I NOSTRI AMICI ANIMALI / LE STORIE DI FEDERICA

| 15 Settembre 2016 | 0 Comments

Questa mattina, presso il Parco Naturale Regionale Bosco e Paludi di Rauccio, c’è la liberazione e reintroduzione sul territorio di circa trenta uccelli rapaci.

Sono davvero tanti gli esemplari di fauna selvatica soccorsi e recuperati in giro per la Puglia nel corso dell’estate da parte delle istituzioni, delle associazioni animaliste e di semplici cittadini.

La liberazione di un animale selvatico è frutto di un lungo e difficile lavoro di recupero che necessita di grande professionalità e competenza. Ed è quello che fanno quotidianamente gli operatori dell’Osservatorio Faunistico Regionale e dell’Osservatorio Faunistico Provinciale per il recupero e la reimmissione in natura dei rapaci. Un risultato reso possibile solo grazie alla grande collaborazione tra cittadini attenti alla salvaguardia della fauna selvatica, associazioni animaliste e di guardie zoofile e istituzioni pronte a dare risposte concrete.

La reintroduzione in natura di esemplari appartenenti a specie selvatiche è sempre uno spettacolo unico e indimenticabile, sia per i bambini, sia per gli adulti. È impossibile rimanere indifferenti davanti alla scena di animali che ritornano sani e salvi nel loro ambiente naturale.

Si tratta soprattutto di giovani falchi grillai (nella foto) ricoverati nei mesi scorsi perché trovati in difficoltà nei centri abitati delle cittadine pugliesi.

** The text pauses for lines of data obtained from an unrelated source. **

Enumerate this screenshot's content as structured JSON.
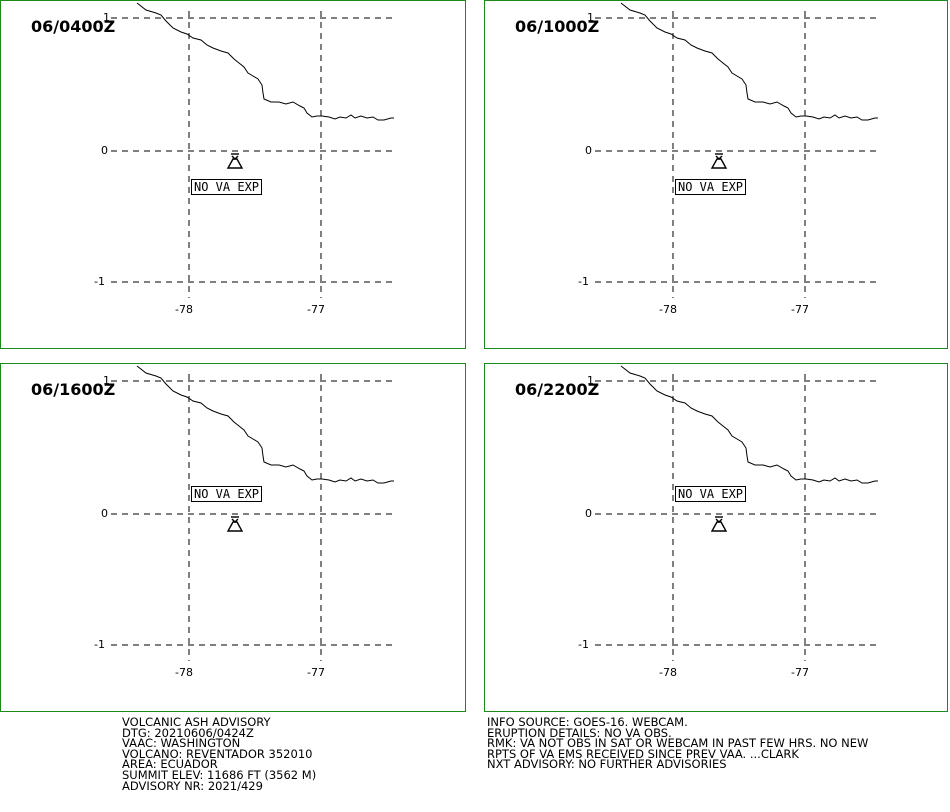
{
  "colors": {
    "panel_border": "#1a8a1a",
    "line": "#000000",
    "background": "#ffffff"
  },
  "axis_labels": {
    "lat_top": "1",
    "lat_mid": "0",
    "lat_bottom": "-1",
    "lon_left": "-78",
    "lon_right": "-77"
  },
  "va_label": "NO VA EXP",
  "panels": [
    {
      "time": "06/0400Z",
      "label_position": "below-volcano"
    },
    {
      "time": "06/1000Z",
      "label_position": "below-volcano"
    },
    {
      "time": "06/1600Z",
      "label_position": "above-volcano"
    },
    {
      "time": "06/2200Z",
      "label_position": "above-volcano"
    }
  ],
  "icons": {
    "volcano": "volcano-icon"
  },
  "advisory_left": [
    "VOLCANIC ASH ADVISORY",
    "DTG: 20210606/0424Z",
    "VAAC: WASHINGTON",
    "VOLCANO: REVENTADOR 352010",
    "AREA: ECUADOR",
    "SUMMIT ELEV: 11686 FT (3562 M)",
    "ADVISORY NR: 2021/429"
  ],
  "advisory_right": [
    "INFO SOURCE: GOES-16. WEBCAM.",
    "ERUPTION DETAILS: NO VA OBS.",
    "RMK: VA NOT OBS IN SAT OR WEBCAM IN PAST FEW HRS. NO NEW",
    "RPTS OF VA EMS RECEIVED SINCE PREV VAA. ...CLARK",
    "NXT ADVISORY: NO FURTHER ADVISORIES"
  ]
}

Questo piccolo falco, il grillaio – ha dichiarato l’Assessore Andrea Guido, Presidente del Parco di Rauccio – inserito nella Lista rossa IUCN come specie vulnerabile, è senza dubbio uno dei rapaci a cui siamo più affezionati, in quanto dopo aver trascorso l’inverno in Africa, da un po’ di anni a questa parte sono tornati a nidificare nel nostro territorio, persino nel centro storico della nostra città. Ricordo che di recente, durante uno degli ultimi eventi di liberazione di questi rapaci, tre splendidi esemplari, quasi a voler ringraziare i propri soccorritori, regalarono ai presenti dei volteggi spettacolari e indimenticabili prima di allontanarsi. Ed eravamo a Lecce, nel cuore del barocco”.

 

Nel Salento il falco grillaio era di fatto scomparso fino a pochi anni fa – fa commentato la faunista Simona Potenza, una delle figure responsabili più attive dell’Osservatorio di Calimera – Nel 2006 partì un progetto di ripopolamento di grillai, portato avanti dall’Osservatorio grazie ad alcuni esemplari adulti, ma irrecuperabili a causa di disabilità acquisite in seguito a traumi (amputazione dell’ala, anchilosi e conseguente incapacità di volare). Gli esemplari, provenienti dal Centro Regionale di Bitetto, furono messi in condizione di riprodursi e i loro piccoli, ovviamente sanissimi, furono rilasciati nella provincia di Lecce a partire dalla zona “Rupi di San Mauro” a Sannicola.

Da allora il grillaio è lentamente tornato a nidificare nel nostro territorio a partire dal centro storico di Lecce dove ha scelto i tetti di chiese e di vecchi edifici pubblici. Questo falco, al contrario di altri, è molto gregario e abita tranquillamente i centri abitati dove, nutrendosi soprattutto di invertebrati come coleotteri, blatte, cavallette, grilli, offre un’azione di pulizia da animali che non sono graditi nelle nostre case e, allo stesso tempo, disturba la nidificazione di altri volatili infestanti come i colombi“.